Schneeglöckchen

Zwei auf einen Streich

Dies und das, Fotografie

Es liegt zwar schon wieder eine Weile zurück, aber heuer sind mir gleich zwei Dinge, die ich mir für jedes Jahr vornehme, die aber einen zeitlich begrenzten Möglichkeitsrahmen haben, auf einen Streich gelungen. Ich war Bärlauch brocken und bei dieser Gelegnheit habe ich Schneeglöckchen fotografiert.

Das mit dem Bärlauch habe ich letztes Jahr auch hinbekommen, die Schneeglöckchen verpasse ich aber seit Jahren. Man wartet darauf, dass der Winter endlich vorbei ist und wenn man endlich das Gefühl hat, es könnte jetzt langsam Frühling werden, ist das mit den Schneeglöckchen schon wieder vorbei.

Dabei finde ich diese ersten Frühlingsboten absolut bezaubernd. Lange wusste ich nicht, dass es sogar über 20 natürlich vorkommende Arten von Schneeglöckchen gibt. Heuer habe ich sie, wie gesagt, erwischt.

Für den Bärlauch habe ich meinen ganz speziellen Spot, der auch deshlab speziell ist, weil ihn mir meine Oma gezeigt hat. Der Familienspot sozusagen, dessen genaue Position von Generation zu Generation weitergegeben wird. Praktischerweise erreicht man ihn gut mit dem Fahrrad und meine Tochter kann nun auch schon die insgesamt etwa 25km schaffen, die der Weg hin und zurück insgesamt etwa ausmacht.

Die Wiener Lobau zeigt sich um diese Jahreszeit noch unscheinbar, ist mit dem Rad aber gut befahrbar. Mittlwerweile ist auch wirklich gut ausgeschildert, welche Wege für Fahrräder zugelassen sind und welche nicht, meine anfängliche Angst, unabsichtlich auf einen „verbotenen“ Weg abzuzweigen, hat sich also als unbegründet herausgestellt.
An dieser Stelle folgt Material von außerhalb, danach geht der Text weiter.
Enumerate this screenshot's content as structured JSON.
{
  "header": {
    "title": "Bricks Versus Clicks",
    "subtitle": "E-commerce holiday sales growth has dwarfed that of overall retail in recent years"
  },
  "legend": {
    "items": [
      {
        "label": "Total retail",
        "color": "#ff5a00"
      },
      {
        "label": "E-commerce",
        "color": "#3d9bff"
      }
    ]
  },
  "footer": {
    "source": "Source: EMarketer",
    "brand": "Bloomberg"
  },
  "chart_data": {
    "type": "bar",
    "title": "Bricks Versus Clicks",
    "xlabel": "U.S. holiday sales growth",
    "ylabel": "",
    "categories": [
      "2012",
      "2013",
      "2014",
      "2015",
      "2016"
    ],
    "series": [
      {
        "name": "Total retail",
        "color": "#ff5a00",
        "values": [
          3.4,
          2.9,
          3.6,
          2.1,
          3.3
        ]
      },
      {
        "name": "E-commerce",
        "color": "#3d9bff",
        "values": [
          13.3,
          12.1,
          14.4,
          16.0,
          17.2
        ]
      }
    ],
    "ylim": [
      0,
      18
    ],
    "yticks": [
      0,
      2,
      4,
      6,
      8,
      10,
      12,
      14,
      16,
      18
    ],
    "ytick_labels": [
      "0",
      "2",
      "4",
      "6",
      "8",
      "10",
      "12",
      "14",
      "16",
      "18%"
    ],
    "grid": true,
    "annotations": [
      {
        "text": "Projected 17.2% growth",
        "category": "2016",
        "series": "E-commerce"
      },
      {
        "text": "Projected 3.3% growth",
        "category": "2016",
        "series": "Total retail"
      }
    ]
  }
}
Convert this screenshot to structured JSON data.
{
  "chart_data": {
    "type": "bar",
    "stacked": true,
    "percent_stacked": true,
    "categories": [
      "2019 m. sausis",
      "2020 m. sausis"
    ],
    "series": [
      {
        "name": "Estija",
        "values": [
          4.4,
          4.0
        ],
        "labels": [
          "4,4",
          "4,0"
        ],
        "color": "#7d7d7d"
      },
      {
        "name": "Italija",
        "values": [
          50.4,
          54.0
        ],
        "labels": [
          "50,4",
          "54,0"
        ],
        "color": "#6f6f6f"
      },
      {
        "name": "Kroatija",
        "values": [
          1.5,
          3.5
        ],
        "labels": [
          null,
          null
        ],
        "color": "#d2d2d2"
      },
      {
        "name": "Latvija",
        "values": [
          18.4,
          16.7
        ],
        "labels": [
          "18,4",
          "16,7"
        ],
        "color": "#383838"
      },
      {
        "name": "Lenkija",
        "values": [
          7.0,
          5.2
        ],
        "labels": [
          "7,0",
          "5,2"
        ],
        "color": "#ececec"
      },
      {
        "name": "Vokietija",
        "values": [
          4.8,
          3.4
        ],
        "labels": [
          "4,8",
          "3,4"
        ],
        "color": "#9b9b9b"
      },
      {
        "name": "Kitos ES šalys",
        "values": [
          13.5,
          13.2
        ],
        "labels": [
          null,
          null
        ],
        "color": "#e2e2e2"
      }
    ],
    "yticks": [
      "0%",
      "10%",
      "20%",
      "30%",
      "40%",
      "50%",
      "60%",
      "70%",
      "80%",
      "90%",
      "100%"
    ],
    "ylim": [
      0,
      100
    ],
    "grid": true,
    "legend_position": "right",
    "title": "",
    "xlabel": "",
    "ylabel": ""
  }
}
Diese Wege sind dann auch mit Anhänger gut nutzbar, es muss also niemand zu Hause bleiben, auch der Einjährige nicht.

Bärlauch gab es dann auch reichlich, die Gefahr der Verwechsluing mit anderen Pflanzen ist, wenn man sich ein wenig auskennt, eigentlich eher gering, außerdem wachsen diese an meinem speziellen Spot nicht.

Bei diesem Ausflug habe ich dann auch gemerkt, dass mein Sohn ein absolutes Waldkind ist. Einmal im Wald platziert, stapfte er ohne Scheu einfach drauf los, mal hierhin, mal dorthin, und wollte alles entdecken. Er hat auch selbst schon ein bisschen geerntet und brav ins Sackerl gelegt. Das aus der Ernte entstandene Pesto hat ihm dann auch sehr gut geschmeckt.